Paper #20 - Speech and Sketching: An Empirical Study of Multimodal Interaction

Paper:
Speech and Sketching: An Empirical Study of Multimodal Interaction
(Aaron Adler and Randall Davis)

Summary:
The problem in this paper concerns the difficulty of sketching alone to convey the entire meaning of its design in the early stages. The author’s goal is to create a more natural speech and sketch recognition system which is capable of understanding enough of the user’s input. The limitations of such current systems include: unnatural speech consisting of short commands, the system’s inability to respond or add to sketches, a lack of freehand drawing, and the requirement of knowing a fixed symbol library. A study was conducted on 18 students requiring them to sketch: a familiar floor plan, an AC/DC transformer plan, a full adder design, and their digital current design project for their class. The setup consisted of interactions between an experimenter and a participant sitting across from each other using Tablet PCs.

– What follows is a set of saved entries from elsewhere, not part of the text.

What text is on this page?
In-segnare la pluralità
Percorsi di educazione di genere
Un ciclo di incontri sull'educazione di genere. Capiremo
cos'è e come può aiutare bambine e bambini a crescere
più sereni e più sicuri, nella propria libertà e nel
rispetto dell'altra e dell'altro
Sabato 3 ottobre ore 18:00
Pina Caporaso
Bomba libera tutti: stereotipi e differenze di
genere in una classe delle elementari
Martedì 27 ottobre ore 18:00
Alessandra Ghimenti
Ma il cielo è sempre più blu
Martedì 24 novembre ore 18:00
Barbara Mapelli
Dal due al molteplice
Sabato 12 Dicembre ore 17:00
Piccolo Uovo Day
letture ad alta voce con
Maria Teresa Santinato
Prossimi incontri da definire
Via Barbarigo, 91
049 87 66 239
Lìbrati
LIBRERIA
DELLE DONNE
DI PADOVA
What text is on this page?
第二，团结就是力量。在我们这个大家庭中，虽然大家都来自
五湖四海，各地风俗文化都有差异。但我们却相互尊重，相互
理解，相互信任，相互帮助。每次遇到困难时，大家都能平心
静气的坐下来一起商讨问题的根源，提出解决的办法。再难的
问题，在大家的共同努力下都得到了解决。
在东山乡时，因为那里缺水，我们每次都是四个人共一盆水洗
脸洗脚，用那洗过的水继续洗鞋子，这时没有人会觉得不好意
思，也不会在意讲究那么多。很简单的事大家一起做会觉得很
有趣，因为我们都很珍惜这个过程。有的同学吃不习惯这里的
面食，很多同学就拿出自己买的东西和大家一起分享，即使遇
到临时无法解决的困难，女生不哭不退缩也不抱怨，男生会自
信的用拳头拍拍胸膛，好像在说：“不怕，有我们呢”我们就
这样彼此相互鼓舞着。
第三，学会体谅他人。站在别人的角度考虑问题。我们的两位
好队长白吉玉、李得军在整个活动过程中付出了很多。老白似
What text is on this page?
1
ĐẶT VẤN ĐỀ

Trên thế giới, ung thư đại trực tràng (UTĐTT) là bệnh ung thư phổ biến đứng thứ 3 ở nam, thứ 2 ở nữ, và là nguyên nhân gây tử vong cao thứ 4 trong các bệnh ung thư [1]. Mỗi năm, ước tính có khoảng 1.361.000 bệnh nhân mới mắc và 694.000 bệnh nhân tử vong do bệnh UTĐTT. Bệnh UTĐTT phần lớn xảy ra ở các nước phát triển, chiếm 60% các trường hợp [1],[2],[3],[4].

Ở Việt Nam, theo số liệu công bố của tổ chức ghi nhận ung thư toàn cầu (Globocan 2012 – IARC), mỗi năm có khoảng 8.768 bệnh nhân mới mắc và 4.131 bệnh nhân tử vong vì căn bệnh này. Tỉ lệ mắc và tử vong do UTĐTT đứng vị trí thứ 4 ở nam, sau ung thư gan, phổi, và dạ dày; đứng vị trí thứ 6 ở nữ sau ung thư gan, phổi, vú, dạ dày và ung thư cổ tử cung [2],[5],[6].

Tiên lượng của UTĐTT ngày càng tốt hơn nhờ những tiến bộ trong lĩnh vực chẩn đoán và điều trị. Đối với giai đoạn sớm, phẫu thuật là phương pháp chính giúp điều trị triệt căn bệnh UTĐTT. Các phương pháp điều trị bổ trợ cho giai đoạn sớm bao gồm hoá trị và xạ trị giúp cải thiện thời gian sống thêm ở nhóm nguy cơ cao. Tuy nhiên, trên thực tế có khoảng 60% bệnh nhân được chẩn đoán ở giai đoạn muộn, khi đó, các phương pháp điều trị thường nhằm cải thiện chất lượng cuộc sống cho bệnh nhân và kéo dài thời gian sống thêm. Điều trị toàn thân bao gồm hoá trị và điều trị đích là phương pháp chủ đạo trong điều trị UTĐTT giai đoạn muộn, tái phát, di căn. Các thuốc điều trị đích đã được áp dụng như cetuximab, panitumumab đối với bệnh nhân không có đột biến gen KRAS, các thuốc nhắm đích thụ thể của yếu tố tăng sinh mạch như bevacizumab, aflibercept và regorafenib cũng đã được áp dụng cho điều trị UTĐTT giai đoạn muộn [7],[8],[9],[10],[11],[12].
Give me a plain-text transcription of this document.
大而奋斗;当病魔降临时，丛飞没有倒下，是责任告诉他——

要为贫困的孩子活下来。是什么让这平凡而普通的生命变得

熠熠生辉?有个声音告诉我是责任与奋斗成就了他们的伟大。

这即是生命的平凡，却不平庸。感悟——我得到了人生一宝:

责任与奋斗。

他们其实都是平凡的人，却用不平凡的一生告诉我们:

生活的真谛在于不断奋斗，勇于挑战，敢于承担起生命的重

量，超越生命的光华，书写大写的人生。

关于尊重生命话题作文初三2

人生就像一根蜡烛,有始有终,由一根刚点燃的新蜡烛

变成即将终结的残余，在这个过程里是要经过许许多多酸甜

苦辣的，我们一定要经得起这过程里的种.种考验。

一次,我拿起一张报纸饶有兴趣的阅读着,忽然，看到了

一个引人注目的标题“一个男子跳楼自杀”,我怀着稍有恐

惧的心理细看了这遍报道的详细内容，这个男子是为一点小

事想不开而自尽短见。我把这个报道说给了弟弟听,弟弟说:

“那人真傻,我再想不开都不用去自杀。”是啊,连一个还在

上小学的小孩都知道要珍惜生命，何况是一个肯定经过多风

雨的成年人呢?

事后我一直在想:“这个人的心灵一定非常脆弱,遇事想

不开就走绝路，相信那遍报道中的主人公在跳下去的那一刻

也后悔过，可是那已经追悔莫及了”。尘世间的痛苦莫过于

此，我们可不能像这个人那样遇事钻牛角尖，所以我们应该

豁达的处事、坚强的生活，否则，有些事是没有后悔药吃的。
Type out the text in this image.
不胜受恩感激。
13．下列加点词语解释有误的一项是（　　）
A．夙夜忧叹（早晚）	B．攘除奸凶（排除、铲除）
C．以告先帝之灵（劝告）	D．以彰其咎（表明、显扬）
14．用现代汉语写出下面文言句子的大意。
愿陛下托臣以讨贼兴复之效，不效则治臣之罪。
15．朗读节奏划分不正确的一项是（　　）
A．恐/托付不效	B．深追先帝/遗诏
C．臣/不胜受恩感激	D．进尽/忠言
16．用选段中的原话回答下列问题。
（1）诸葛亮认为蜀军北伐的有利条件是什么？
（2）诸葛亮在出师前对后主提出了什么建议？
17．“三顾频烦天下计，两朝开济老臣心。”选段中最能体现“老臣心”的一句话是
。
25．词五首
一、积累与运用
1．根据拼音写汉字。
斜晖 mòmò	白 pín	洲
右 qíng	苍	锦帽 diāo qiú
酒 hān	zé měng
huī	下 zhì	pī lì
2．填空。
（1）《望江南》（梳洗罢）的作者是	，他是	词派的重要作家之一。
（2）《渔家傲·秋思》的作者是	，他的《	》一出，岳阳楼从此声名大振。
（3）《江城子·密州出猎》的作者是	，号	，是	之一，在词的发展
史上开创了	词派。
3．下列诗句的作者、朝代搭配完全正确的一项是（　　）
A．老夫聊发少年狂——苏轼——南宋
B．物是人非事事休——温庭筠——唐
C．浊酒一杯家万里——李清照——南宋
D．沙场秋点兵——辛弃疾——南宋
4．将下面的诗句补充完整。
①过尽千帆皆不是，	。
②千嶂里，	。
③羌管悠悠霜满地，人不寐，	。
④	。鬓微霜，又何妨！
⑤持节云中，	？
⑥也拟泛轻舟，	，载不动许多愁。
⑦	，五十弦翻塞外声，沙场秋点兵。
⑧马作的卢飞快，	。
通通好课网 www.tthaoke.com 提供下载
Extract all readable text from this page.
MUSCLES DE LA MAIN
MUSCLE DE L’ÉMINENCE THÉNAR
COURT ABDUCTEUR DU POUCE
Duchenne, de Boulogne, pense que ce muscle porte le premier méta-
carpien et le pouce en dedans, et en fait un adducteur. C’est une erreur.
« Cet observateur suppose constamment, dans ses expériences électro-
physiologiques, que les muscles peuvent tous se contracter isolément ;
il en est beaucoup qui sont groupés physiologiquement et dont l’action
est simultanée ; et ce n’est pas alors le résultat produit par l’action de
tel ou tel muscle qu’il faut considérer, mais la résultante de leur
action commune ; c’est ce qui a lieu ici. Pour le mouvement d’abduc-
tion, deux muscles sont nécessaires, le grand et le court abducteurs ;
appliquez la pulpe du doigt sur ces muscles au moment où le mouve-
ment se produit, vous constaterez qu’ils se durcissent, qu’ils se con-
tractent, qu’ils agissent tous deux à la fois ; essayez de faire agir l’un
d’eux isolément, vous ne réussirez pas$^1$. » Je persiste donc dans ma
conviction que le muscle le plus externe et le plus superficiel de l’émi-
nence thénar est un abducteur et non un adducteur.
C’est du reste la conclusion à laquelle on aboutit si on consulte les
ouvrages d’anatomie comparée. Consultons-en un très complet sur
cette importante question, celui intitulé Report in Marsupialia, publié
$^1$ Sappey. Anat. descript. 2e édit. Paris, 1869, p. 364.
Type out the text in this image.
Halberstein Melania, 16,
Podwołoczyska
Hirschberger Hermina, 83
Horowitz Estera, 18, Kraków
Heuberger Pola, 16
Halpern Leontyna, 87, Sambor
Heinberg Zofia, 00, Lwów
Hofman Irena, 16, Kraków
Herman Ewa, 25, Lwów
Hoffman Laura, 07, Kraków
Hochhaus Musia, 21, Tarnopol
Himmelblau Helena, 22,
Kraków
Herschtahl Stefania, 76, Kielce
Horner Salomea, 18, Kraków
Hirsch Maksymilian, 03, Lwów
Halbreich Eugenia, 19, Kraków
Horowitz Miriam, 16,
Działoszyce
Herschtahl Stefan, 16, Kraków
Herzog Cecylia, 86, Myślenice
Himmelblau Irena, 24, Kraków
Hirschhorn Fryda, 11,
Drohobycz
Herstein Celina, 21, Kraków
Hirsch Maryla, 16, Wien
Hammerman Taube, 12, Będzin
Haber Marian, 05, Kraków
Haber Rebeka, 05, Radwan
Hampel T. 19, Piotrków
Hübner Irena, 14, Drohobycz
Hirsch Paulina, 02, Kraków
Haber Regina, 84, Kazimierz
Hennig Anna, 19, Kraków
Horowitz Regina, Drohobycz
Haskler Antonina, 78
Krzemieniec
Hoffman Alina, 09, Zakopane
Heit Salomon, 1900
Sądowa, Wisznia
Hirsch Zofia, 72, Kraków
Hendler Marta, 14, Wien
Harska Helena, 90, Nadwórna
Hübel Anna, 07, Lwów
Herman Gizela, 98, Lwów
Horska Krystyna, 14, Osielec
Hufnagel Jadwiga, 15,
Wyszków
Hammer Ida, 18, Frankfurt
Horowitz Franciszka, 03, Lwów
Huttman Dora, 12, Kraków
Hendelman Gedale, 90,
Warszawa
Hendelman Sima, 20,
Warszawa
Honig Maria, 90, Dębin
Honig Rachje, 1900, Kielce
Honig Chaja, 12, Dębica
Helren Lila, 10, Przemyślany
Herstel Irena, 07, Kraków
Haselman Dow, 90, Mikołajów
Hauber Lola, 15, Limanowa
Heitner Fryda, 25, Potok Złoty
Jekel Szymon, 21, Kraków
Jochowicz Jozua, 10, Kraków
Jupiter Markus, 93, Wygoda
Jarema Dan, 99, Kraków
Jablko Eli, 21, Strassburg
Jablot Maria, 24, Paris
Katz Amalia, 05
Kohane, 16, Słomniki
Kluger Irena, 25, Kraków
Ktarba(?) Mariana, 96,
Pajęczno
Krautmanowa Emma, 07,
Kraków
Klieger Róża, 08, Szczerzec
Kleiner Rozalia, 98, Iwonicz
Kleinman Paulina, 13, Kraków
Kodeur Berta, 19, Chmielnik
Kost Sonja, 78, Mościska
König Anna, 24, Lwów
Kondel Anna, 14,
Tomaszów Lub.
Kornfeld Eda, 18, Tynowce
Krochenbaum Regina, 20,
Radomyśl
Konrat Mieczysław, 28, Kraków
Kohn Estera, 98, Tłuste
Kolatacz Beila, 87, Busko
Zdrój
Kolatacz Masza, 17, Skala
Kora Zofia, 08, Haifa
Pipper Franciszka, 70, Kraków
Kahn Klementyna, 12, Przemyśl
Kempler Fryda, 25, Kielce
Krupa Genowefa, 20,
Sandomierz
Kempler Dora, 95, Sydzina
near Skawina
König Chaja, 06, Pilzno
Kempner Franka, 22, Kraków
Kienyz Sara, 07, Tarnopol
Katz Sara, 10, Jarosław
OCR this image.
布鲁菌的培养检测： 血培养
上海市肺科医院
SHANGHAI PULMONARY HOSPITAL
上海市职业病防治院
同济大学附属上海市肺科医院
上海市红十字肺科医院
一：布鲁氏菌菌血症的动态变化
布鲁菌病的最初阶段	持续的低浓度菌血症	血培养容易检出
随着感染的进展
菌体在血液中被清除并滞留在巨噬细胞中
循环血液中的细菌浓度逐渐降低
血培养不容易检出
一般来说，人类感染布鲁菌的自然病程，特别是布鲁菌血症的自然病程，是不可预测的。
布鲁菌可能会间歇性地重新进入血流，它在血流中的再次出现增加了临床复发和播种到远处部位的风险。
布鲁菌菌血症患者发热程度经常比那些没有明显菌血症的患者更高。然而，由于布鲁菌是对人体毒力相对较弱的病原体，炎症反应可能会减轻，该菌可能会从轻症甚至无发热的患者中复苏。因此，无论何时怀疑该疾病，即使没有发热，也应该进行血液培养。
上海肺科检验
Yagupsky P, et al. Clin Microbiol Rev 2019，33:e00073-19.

The focus of study analysis was how speech and sketch worked together when people interacted with each other. Observations were fitted into five categories. In the sketching observation, sketching consisted of two types: stroke statistics and user of color. In the former, there were four types of strokes: creation, modification, selection, and writing. The percentage of ink ended up being more reflective of the participants’ drawing than was stroke count, and even though selection stroke was least common, it was still important since it was key to understanding the participant’s input. In the language observation, speech tended to have frequent word and phase repetition. Participants tended to respond to the experimenter’s question by repeating words used in the question. Speech utterances were also related to sketches. In the multimodal observation, there were three variants in the speech and sketch interaction: referencing list of items, referencing written words, and coordination between input modalities. In the question observation, participants would often make revisions or elaborate beyond what the question asked. It caused the participants to make the sketch more accurate, spurred explanations on other parts, and encouraged more detailed explanations of the sketch. In the comments observation, comments by the participants were not directly related to the sketch, yet were still valuable. Their comments aided the system in understanding their actions. The study analysis provided architectural implications for multimodal digital whiteboards. It demonstrated that implementations of them should integrate color knowledge and recognize the importance in switching colors, and should take advantage of the relationship between sketch and speech.

Discussion:
Like Oltmans' first paper (his master's thesis), the author's paper is also a multimodal paper which involves combining speech and sketch. Naturally, a comparison of the two papers would be warranted. What I did find most interesting about this paper is how it actually strives for natural speech as well, unlike the short command speech used in Oltmans' first paper. What I didn't see on my first reading of the paper is a mechanism to handle the special case when a user misspeaks repeatedly and then eventually corrects himself. If a user errs in drawing, the erasing functionality was enabled for correction, but it didn't seem like there was a speech correction mechanism. A possible solution to that problem may be to allow the system to employ some sort of NLP techniques to parse the later correct speech segments from the earlier incorrect speech segments. The solution I propose is very vague in scope though, and such parsing would appear as difficult of a problem as segmenting strokes in a stroke-based sketching approach.

2 comments:

Grandmaster Mash said...

Speech errors are one of my main concerns with speech interfaces. I was in a user interface class a few years ago and we created a speech interface from using some sort of toolkit. When testing the interface, users that had incorrectly recognized speech would continually say the exact same thing over and over again either louder, slower, or more distinct to try to get the system to recognize the command. If they became frustrated, the constant "No!", "UGH!" and "#&*#!" would throw off the system even more.

One issue is also saying the wrong command/keyword. This happened a few times in my study, and Adler's system is supposed to be natural, so the commands/keywords should be intuitive.

- D said...

So this comment is less mentally satisfying, but this reminds me of a time when I was trying to wade through those "talk to me" menus for my bank, trying to get to customer service. I got mad at the computer for just not putting me through to the help desk and called it retarded. It asked if I meant "Apply for a credit card." That made me laugh.

Speech recognition is relatively new as well, but it's getting good enough to put in phone systems. The more information you can get, the better you can make your system. All you have to do is a little better than chance and the little bits here and there really start to add up.